Despite the challenges, Stellantis’s board had given Tavares its unanimous backing to turn the automaker around as recently as October.
Since then, his renewed pursuit of cost savings and other efficiencies inflamed already fractious relations with dealers, suppliers and politicians, according to people familiar with the matter, prompting concern among board members.
“The machine was being driven too aggressively," one of the people said.
One focus for Tavares was ensuring that the company beat its cash-flow guidance for the year, according to some of the people familiar with the matter. This would involve delaying payments to parts suppliers, bringing a cash windfall this year at the expense of 2025 while also putting stress on key business partners, the people said.
The board worried that the move would risk long-term relationships with suppliers on which the company depends, the people said. The board also became increasingly concerned about Tavares’s handling of unions and politicians in its home countries, the people added.
In Italy, Stellantis has repeatedly paused production this year, leading to the first national auto workers’ strike in two decades. In France, Tavares previously came under political attack for his high pay, in an echo of the controversies that surrounded his disgraced former mentor Carlos Ghosn.
By the second half of November, it became clear to the board that it didn’t share Tavares’s view of how to fix Stellantis, the people familiar with the matter said.
Stellantis declined to comment further on the rationale for Tavares’s departure. Tavares couldn’t be reached.
The auto giant plans to appoint a permanent CEO sometime in the first half of 2025. Until then, the company has established an interim executive committee, led by Chairman John Elkann, to handle Tavares’s duties.
Elkann runs Exor, the investment vehicle that is the largest shareholder of both Stellantis and Italian sports-car maker Ferrari.
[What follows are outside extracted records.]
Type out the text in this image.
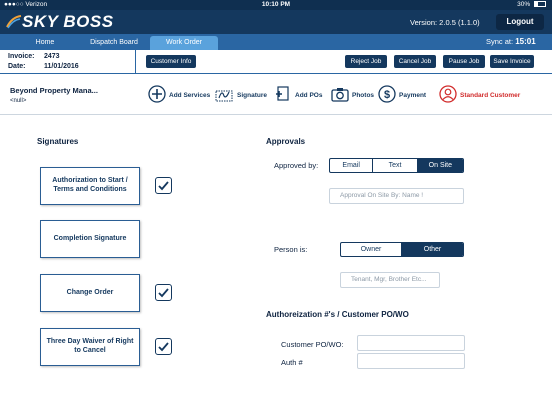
●●●○○ Verizon	10:10 PM	30%
SKY BOSS	Version: 2.0.5 (1.1.0)	Logout
Home	Dispatch Board	Work Order	Sync at: 15:01
Invoice: 2473
Date:	11/01/2016
Customer Info	Reject Job	Cancel Job	Pause Job	Save Invoice
Beyond Property Mana...
<null>
Add Services	Signature	Add POs	Photos $ Payment	Standard Customer
Signatures
Authorization to Start / Terms and Conditions
Completion Signature
Change Order
Three Day Waiver of Right to Cancel
Approvals
Approved by:	Email	Text	On Site
Approval On Site By: Name !
Person is:	Owner	Other
Tenant, Mgr, Brother Etc...
Authoreization #'s / Customer PO/WO
Customer PO/WO:
Auth #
Elkann has flown to Michigan, where Stellantis is based in North America, for discussions this week about the company’s future direction, people familiar with the situation said.
The CEO change comes as Stellantis contends with challenges in its two largest markets.
In the U.S., which contributes the bulk of its profit, Stellantis came under fire from dealers this year for “disastrous choices" that inflated inventories, such as a reluctance to lower prices as consumers became more cautious. There have been some early signs of success in turning the situation around, with market share inching higher in recent months, though it remains far below prepandemic levels.
Stellantis has also clashed with the United Auto Workers union, whose leader, Shawn Fain, welcomed Tavares’s departure in a statement Monday.
The company’s sales have come under intensifying pressure in Europe, where it is the No. 2 player after Volkswagen. Shipments fell 17% in October from the same month last year even as the market grew marginally. The company’s underperformance can be attributed to its “needing to refresh their offering," according to Felipe Munoz, global analyst at JATO Dynamics.
Tavares was instrumental in the creation of Stellantis, which was forged by the merger of Peugeot owner PSA Group of France and the Italian-American company once known as Fiat Chrysler Automobiles.
The Portuguese executive had already garnered a reputation for cutting costs through business combinations. In 2017, when he ran PSA, he bought the loss-making European operations of General Motors and rapidly made them profitable.
At first, Tavares successfully repeated the playbook in the much larger deal with FCA, significantly boosting profitability. Now, though, the cost-cutting strategy has hit a wall, leaving his legacy in question.
“They need to rethink the model," said Jefferies analyst Philippe Houchois.